A J Thody - One of the best experts on this subject based on the ideXlab platform.

  • activation of Melanogenesis by vacuolar type h atpase inhibitors in amelanotic tyrosinase positive human and mouse melanoma cells
    FEBS Letters, 2000
    Co-Authors: Janis Ancans, A J Thody
    Abstract:

    In this study, we describe the activation of Melanogenesis by selective vacuolar type H+-ATPase inhibitors (bafilomycin A1 and concanamycin A) in amelanotic human and mouse melanoma cells which express tyrosinase but show no Melanogenesis. Addition of the inhibitors activated tyrosinase within 4 h, and by 24 h the cells contained measurable amounts of melanin. These effects were not inhibited by cycloheximide (2 μg/ml) which is consistent with a post-translational mechanism of activation. Our findings suggest that melanosomal pH could be an important and dynamic factor in the control of Melanogenesis in mammalian cells.

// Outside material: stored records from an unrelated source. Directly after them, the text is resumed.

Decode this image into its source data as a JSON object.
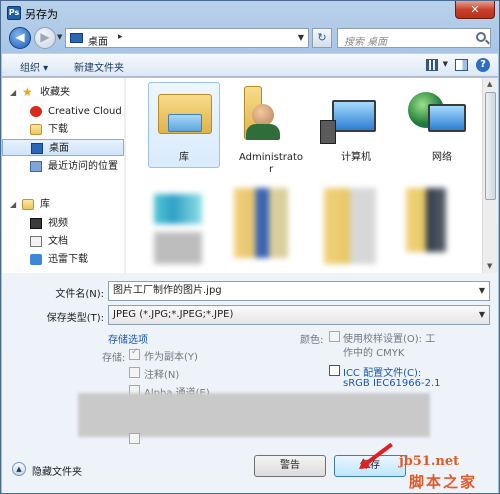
{
  "window": {
    "title": "另存为",
    "app_icon_letter": "Ps",
    "close_glyph": "✕"
  },
  "nav": {
    "back_glyph": "◀",
    "fwd_glyph": "▶",
    "address_location": "桌面",
    "address_separator": "▸",
    "refresh_glyph": "↻",
    "search_placeholder": "搜索 桌面"
  },
  "toolbar": {
    "organize_label": "组织 ▾",
    "new_folder_label": "新建文件夹"
  },
  "sidebar": {
    "items": [
      {
        "label": "收藏夹",
        "icon": "star-icon",
        "type": "head"
      },
      {
        "label": "Creative Cloud",
        "icon": "creative-cloud-icon"
      },
      {
        "label": "下载",
        "icon": "download-folder-icon"
      },
      {
        "label": "桌面",
        "icon": "desktop-icon",
        "selected": true
      },
      {
        "label": "最近访问的位置",
        "icon": "recent-places-icon"
      },
      {
        "label": "库",
        "icon": "library-icon",
        "type": "head"
      },
      {
        "label": "视频",
        "icon": "video-icon"
      },
      {
        "label": "文档",
        "icon": "documents-icon"
      },
      {
        "label": "迅雷下载",
        "icon": "thunder-download-icon"
      }
    ]
  },
  "files": [
    {
      "name": "库",
      "icon": "library-folder-icon",
      "selected": true
    },
    {
      "name": "Administrator",
      "icon": "user-folder-icon"
    },
    {
      "name": "计算机",
      "icon": "computer-icon"
    },
    {
      "name": "网络",
      "icon": "network-icon"
    }
  ],
  "form": {
    "filename_label": "文件名(N):",
    "filename_value": "图片工厂制作的图片.jpg",
    "filetype_label": "保存类型(T):",
    "filetype_value": "JPEG (*.JPG;*.JPEG;*.JPE)",
    "save_options_link": "存储选项",
    "storage_label": "存储:",
    "as_copy_label": "作为副本(Y)",
    "annotation_label": "注释(N)",
    "alpha_label": "Alpha 通道(E)",
    "color_label": "颜色:",
    "proof_setup_line1": "使用校样设置(O): 工",
    "proof_setup_line2": "作中的 CMYK",
    "icc_label": "ICC 配置文件(C):",
    "icc_value": "sRGB IEC61966-2.1"
  },
  "footer": {
    "hide_folders_label": "隐藏文件夹",
    "warning_button": "警告",
    "save_button": "保存"
  },
  "watermark": {
    "line1": "jb51.net",
    "line2": "脚本之家"
  }
}
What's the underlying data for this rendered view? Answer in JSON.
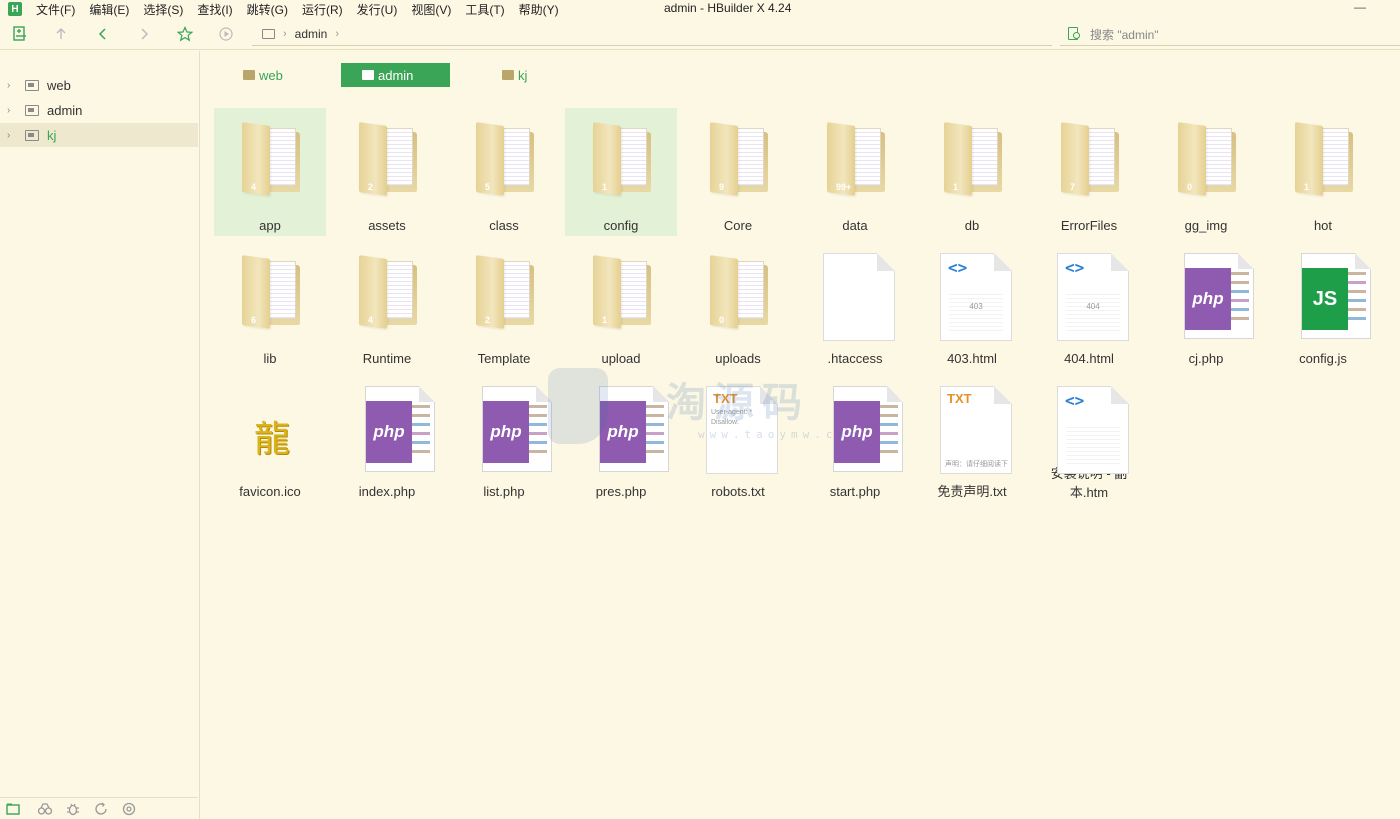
{
  "app": {
    "logo_letter": "H",
    "window_title": "admin - HBuilder X 4.24",
    "minimize_glyph": "—"
  },
  "menu": [
    "文件(F)",
    "编辑(E)",
    "选择(S)",
    "查找(I)",
    "跳转(G)",
    "运行(R)",
    "发行(U)",
    "视图(V)",
    "工具(T)",
    "帮助(Y)"
  ],
  "toolbar": {
    "icons": [
      "new-file-icon",
      "up-arrow-icon",
      "back-icon",
      "forward-icon",
      "star-icon",
      "play-icon"
    ],
    "breadcrumb": [
      "admin"
    ],
    "search_placeholder": "搜索 \"admin\""
  },
  "sidebar": {
    "items": [
      {
        "label": "web",
        "selected": false
      },
      {
        "label": "admin",
        "selected": false
      },
      {
        "label": "kj",
        "selected": true
      }
    ],
    "footer_icons": [
      "project-manager-icon",
      "binoculars-icon",
      "bug-icon",
      "sync-icon",
      "plugin-icon"
    ]
  },
  "tabs": [
    {
      "label": "web",
      "active": false
    },
    {
      "label": "admin",
      "active": true
    },
    {
      "label": "kj",
      "active": false
    }
  ],
  "files": [
    {
      "name": "app",
      "kind": "folder",
      "count": "4",
      "highlight": true
    },
    {
      "name": "assets",
      "kind": "folder",
      "count": "2"
    },
    {
      "name": "class",
      "kind": "folder",
      "count": "5"
    },
    {
      "name": "config",
      "kind": "folder",
      "count": "1",
      "highlight": true
    },
    {
      "name": "Core",
      "kind": "folder",
      "count": "9"
    },
    {
      "name": "data",
      "kind": "folder",
      "count": "99+"
    },
    {
      "name": "db",
      "kind": "folder",
      "count": "1"
    },
    {
      "name": "ErrorFiles",
      "kind": "folder",
      "count": "7"
    },
    {
      "name": "gg_img",
      "kind": "folder",
      "count": "0"
    },
    {
      "name": "hot",
      "kind": "folder",
      "count": "1"
    },
    {
      "name": "lib",
      "kind": "folder",
      "count": "6"
    },
    {
      "name": "Runtime",
      "kind": "folder",
      "count": "4"
    },
    {
      "name": "Template",
      "kind": "folder",
      "count": "2"
    },
    {
      "name": "upload",
      "kind": "folder",
      "count": "1"
    },
    {
      "name": "uploads",
      "kind": "folder",
      "count": "0"
    },
    {
      "name": ".htaccess",
      "kind": "blank"
    },
    {
      "name": "403.html",
      "kind": "html",
      "preview": "403"
    },
    {
      "name": "404.html",
      "kind": "html",
      "preview": "404"
    },
    {
      "name": "cj.php",
      "kind": "php"
    },
    {
      "name": "config.js",
      "kind": "js"
    },
    {
      "name": "favicon.ico",
      "kind": "ico",
      "glyph": "龍"
    },
    {
      "name": "index.php",
      "kind": "php"
    },
    {
      "name": "list.php",
      "kind": "php"
    },
    {
      "name": "pres.php",
      "kind": "php"
    },
    {
      "name": "robots.txt",
      "kind": "txt",
      "preview1": "User-agent: *",
      "preview2": "Disallow:"
    },
    {
      "name": "start.php",
      "kind": "php"
    },
    {
      "name": "免责声明.txt",
      "kind": "txt",
      "preview1": "",
      "preview2": "声明：请仔细阅读下"
    },
    {
      "name": "安装说明 - 副本.htm",
      "kind": "htm"
    }
  ],
  "icon_text": {
    "php": "php",
    "js": "JS",
    "txt": "TXT",
    "code": "<>"
  },
  "watermark": {
    "text": "淘源码",
    "url": "www.taoymw.com"
  },
  "colors": {
    "background": "#fdf8e4",
    "accent": "#3aa457",
    "php": "#8e5bb0",
    "js": "#1f9e4a",
    "html": "#2b7fd8",
    "txt": "#e8902a"
  }
}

  • Agouti protein can act independently of melanocyte-stimulating hormone to inhibit Melanogenesis.
    Journal of Endocrinology, 1995
    Co-Authors: Gillian Hunt, A J Thody
    Abstract:

    In animals, the coat-darkening effects of alpha-melanocyte stimulating hormone (alpha-MSH) are opposed by agouti protein. Although agouti protein has been shown to be a competitive antagonist of the melanocyte-associated MC-1 melanocortin receptor, the possibility that agouti protein can affect Melanogenesis independently of its ability to antagonise melanocortin activity cannot be excluded. This study demonstrates that murine agouti protein causes both a time- and concentration-dependent suppression of Melanogenesis in B16 F1 murine melanoma cells. In addition, human agouti protein decreases Melanogenesis in cultured human epidermal melanocytes. However, agouti protein has little effect on the ability of alpha-MSH to stimulate Melanogenesis. These observations raise fundamental questions about the mode of action of agouti protein in regulating Melanogenesis.